Por: Marcos Schettini
12/05/2020 16:18 - Atualizado em 12/05/2020 16:19
Divulgação

Atuando sempre em defesa da Saúde, a enfermeira e deputada federal Carmen Zanotto é reconhecida no Congresso Nacional por ter um dos mantados mais incisivos nas questões de saúde pública no Brasil. No momento que em se enfrenta o coronavírus, a parlamentar observa o SUS com muitos gargalos, mas afirma que muitos avanços foram registrados nos últimos tempos, embora haja uma diferença enorme na realidade das diversas regiões da federação.

Como coordenadora das ações do coronavírus no Sul, Carmen concedeu entrevista exclusiva ao jornalista Marcos Schettini e apontou os inúmeros fatores que colocam o maior país da América Latina em um duro enfrentamento da pandemia. Ela ainda disse acreditar na fraternidade e compreensão da dificuldade do outro para superar esta guerra ao vírus, sensibilizando-se com os demais para que, com higiene e união, os brasileiros possam retomar o desenvolvimento do país. Confira:


Marcos Schettini: Qual a realidade do SUS no país e em SC?

Carmen Zanotto: O Sistema Único de Saúde é um dos melhores do mundo. Durante seus 31 anos de existência, muitos foram os seus avanços, porém ainda há muitos gargalos, como o subfinanciamento. Os recursos alocados para a saúde são insuficientes, nós não temos a revisão para alguns procedimentos há muitos anos. Com isso, temos dificuldades de acesso a exames de imagem, por exemplo, e a contratação de médicos especialistas. Os hospitais filantrópicos sofrem muito porque os recursos não são suficientes para atender toda a demanda. Mas, precisamos reconhecer que os avanços foram muitos, principalmente nas ações de prevenção com a ampliação de ofertas de serviços nos municípios e a regionalização da saúde da média e alta complexidade.


Schettini: O que esperar do número de mortes pela pandemia no Brasil?

Carmen: Não podemos focar no número de óbitos que vamos ter, mas sim nas ações que podemos fazer hoje para reduzir este número. As ações vão desde o nosso comportamento individual, respeitando o distanciamento de 1,5 metro, lavar as mãos, usar a máscara em público e as boas práticas de higiene. Assim como cada cidade, cada região vem se organizando para o acolhimento de todas as pessoas que estejam com síndrome gripal. Precisamos ter um atendimento humanizado, seja na Unidade de Saúde até aqueles que precisam ser internados nas UTIs. Somente o conjunto das ações irá reduzir o número de mortes.
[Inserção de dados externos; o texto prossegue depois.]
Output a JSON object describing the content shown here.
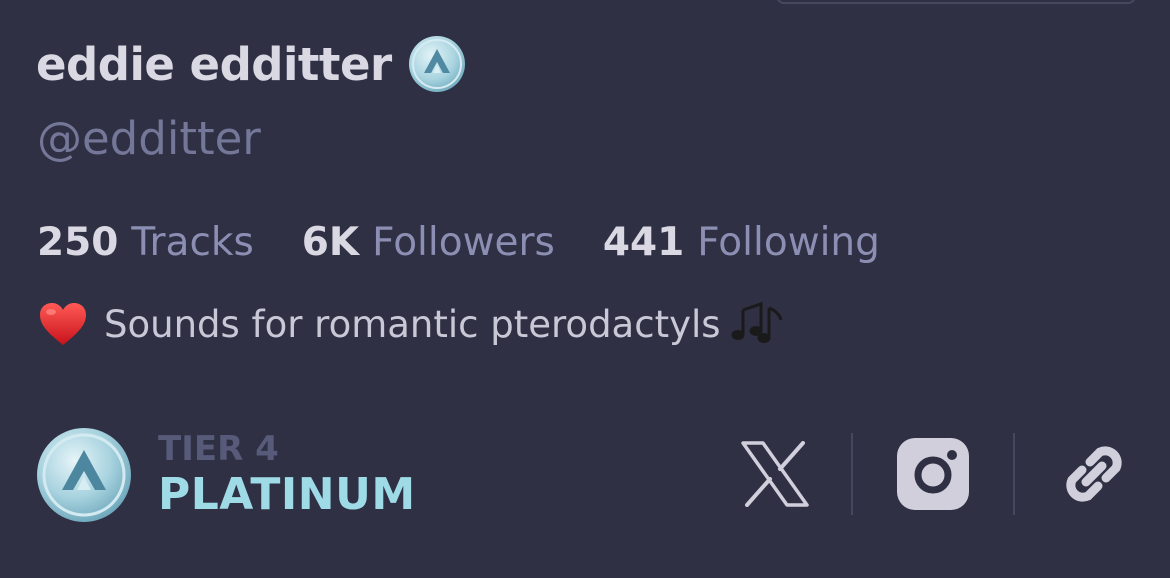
{
  "profile": {
    "display_name": "eddie edditter",
    "handle": "@edditter",
    "verified_icon": "audius-verified-badge-icon"
  },
  "stats": [
    {
      "count": "250",
      "label": "Tracks"
    },
    {
      "count": "6K",
      "label": "Followers"
    },
    {
      "count": "441",
      "label": "Following"
    }
  ],
  "bio": {
    "text": "Sounds for romantic pterodactyls",
    "leading_emoji": "heart-icon",
    "trailing_emoji": "musical-notes-icon"
  },
  "tier": {
    "level": "TIER 4",
    "name": "PLATINUM",
    "icon": "platinum-tier-badge-icon",
    "color": "#9edbe6"
  },
  "social": [
    {
      "name": "x-icon"
    },
    {
      "name": "instagram-icon"
    },
    {
      "name": "link-icon"
    }
  ],
  "colors": {
    "background": "#2f3044",
    "primary_text": "#d9d8e3",
    "secondary_text": "#8c8fb3",
    "tier_accent": "#9edbe6"
  }
}
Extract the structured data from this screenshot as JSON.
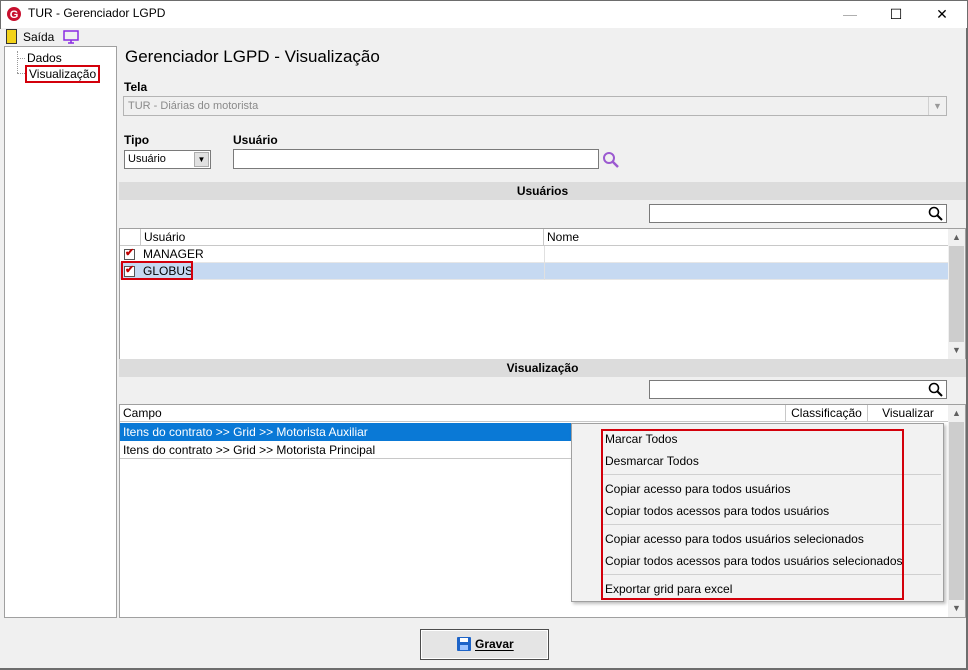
{
  "window": {
    "title": "TUR - Gerenciador LGPD",
    "minimize": "—",
    "maximize": "☐",
    "close": "✕"
  },
  "toolbar": {
    "exit_label": "Saída"
  },
  "tree": {
    "items": [
      {
        "label": "Dados"
      },
      {
        "label": "Visualização"
      }
    ]
  },
  "main": {
    "title": "Gerenciador LGPD - Visualização",
    "tela": {
      "label": "Tela",
      "value": "TUR - Diárias do motorista"
    },
    "tipo": {
      "label": "Tipo",
      "value": "Usuário"
    },
    "usuario": {
      "label": "Usuário",
      "value": ""
    }
  },
  "usuarios_section": {
    "header": "Usuários",
    "columns": [
      "Usuário",
      "Nome"
    ],
    "rows": [
      {
        "checked": true,
        "usuario": "MANAGER",
        "nome": ""
      },
      {
        "checked": true,
        "usuario": "GLOBUS",
        "nome": ""
      }
    ]
  },
  "visualizacao_section": {
    "header": "Visualização",
    "columns": [
      "Campo",
      "Classificação",
      "Visualizar"
    ],
    "rows": [
      {
        "campo": "Itens do contrato >> Grid >> Motorista Auxiliar"
      },
      {
        "campo": "Itens do contrato >> Grid >> Motorista Principal"
      }
    ]
  },
  "context_menu": {
    "items": [
      "Marcar Todos",
      "Desmarcar Todos",
      "Copiar acesso para todos usuários",
      "Copiar todos acessos para todos usuários",
      "Copiar acesso para todos usuários selecionados",
      "Copiar todos acessos para todos usuários selecionados",
      "Exportar grid para excel"
    ]
  },
  "footer": {
    "save_label": "Gravar"
  },
  "colors": {
    "highlight_red": "#d3000b",
    "selection_blue": "#0a79d6",
    "selected_row": "#c6d9f1",
    "search_icon": "#9b59d0"
  }
}
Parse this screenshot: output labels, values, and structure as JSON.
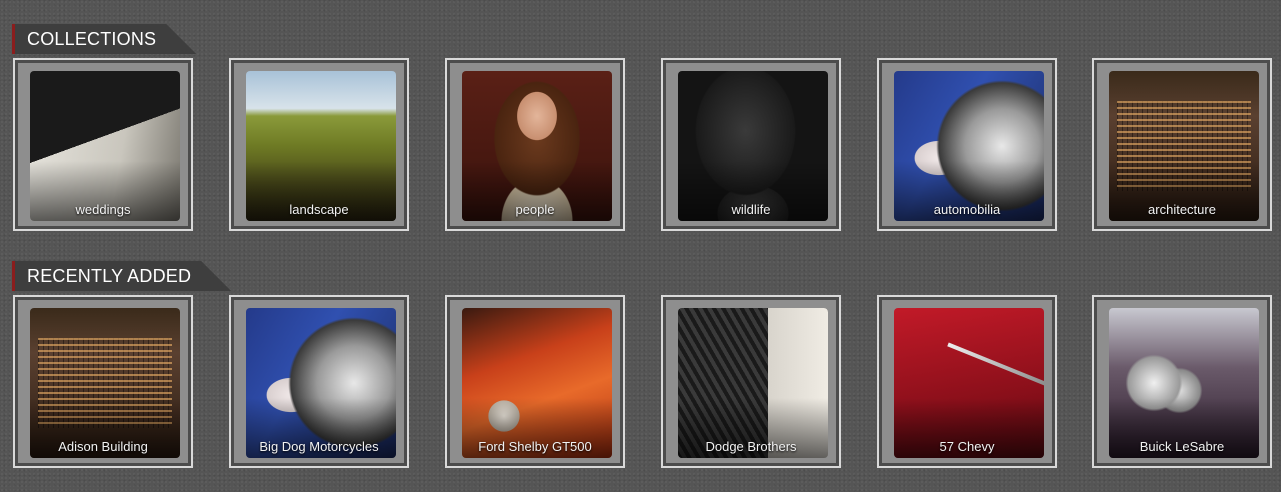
{
  "sections": {
    "collections": {
      "title": "COLLECTIONS",
      "items": [
        {
          "label": "weddings",
          "thumb": "wedding-rings-on-piano-keys"
        },
        {
          "label": "landscape",
          "thumb": "green-field-under-sky"
        },
        {
          "label": "people",
          "thumb": "girl-portrait"
        },
        {
          "label": "wildlife",
          "thumb": "dark-animal-closeup"
        },
        {
          "label": "automobilia",
          "thumb": "big-dog-motorcycle-engine"
        },
        {
          "label": "architecture",
          "thumb": "city-buildings-at-night"
        }
      ]
    },
    "recently_added": {
      "title": "RECENTLY ADDED",
      "items": [
        {
          "label": "Adison Building",
          "thumb": "city-buildings-at-night"
        },
        {
          "label": "Big Dog Motorcycles",
          "thumb": "big-dog-motorcycle-engine"
        },
        {
          "label": "Ford Shelby GT500",
          "thumb": "orange-shelby-front"
        },
        {
          "label": "Dodge Brothers",
          "thumb": "chrome-grille"
        },
        {
          "label": "57 Chevy",
          "thumb": "red-chevy-fin"
        },
        {
          "label": "Buick LeSabre",
          "thumb": "buick-headlights"
        }
      ]
    }
  },
  "colors": {
    "background": "#555555",
    "header_accent": "#8b1d1d",
    "card_border": "#d9d9d9",
    "card_mat": "#8e8e8e"
  }
}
Nosso desejo é que ninguém morresse por causa dessa pandemia que assola o mundo e o nosso país, mas lamentavelmente algumas regiões ainda têm muitos vazios assistenciais. O que está dificultando é a concentração de populações, conforme a geografia e as condições de vida de cada uma dessas regiões. Nossa grande preocupação é com as regiões de periferias, onde as acomodações dificultam, inclusive, ao acesso a água tratada e sabão para higienizar as mãos e roupas para poder dar mais segurança e, com isso, reduzir a disseminação muito rápida deste vírus.


Schettini: A Sra. é uma grande entendida do serviço de Saúde. O coronavírus revelou um país destruído nesta área?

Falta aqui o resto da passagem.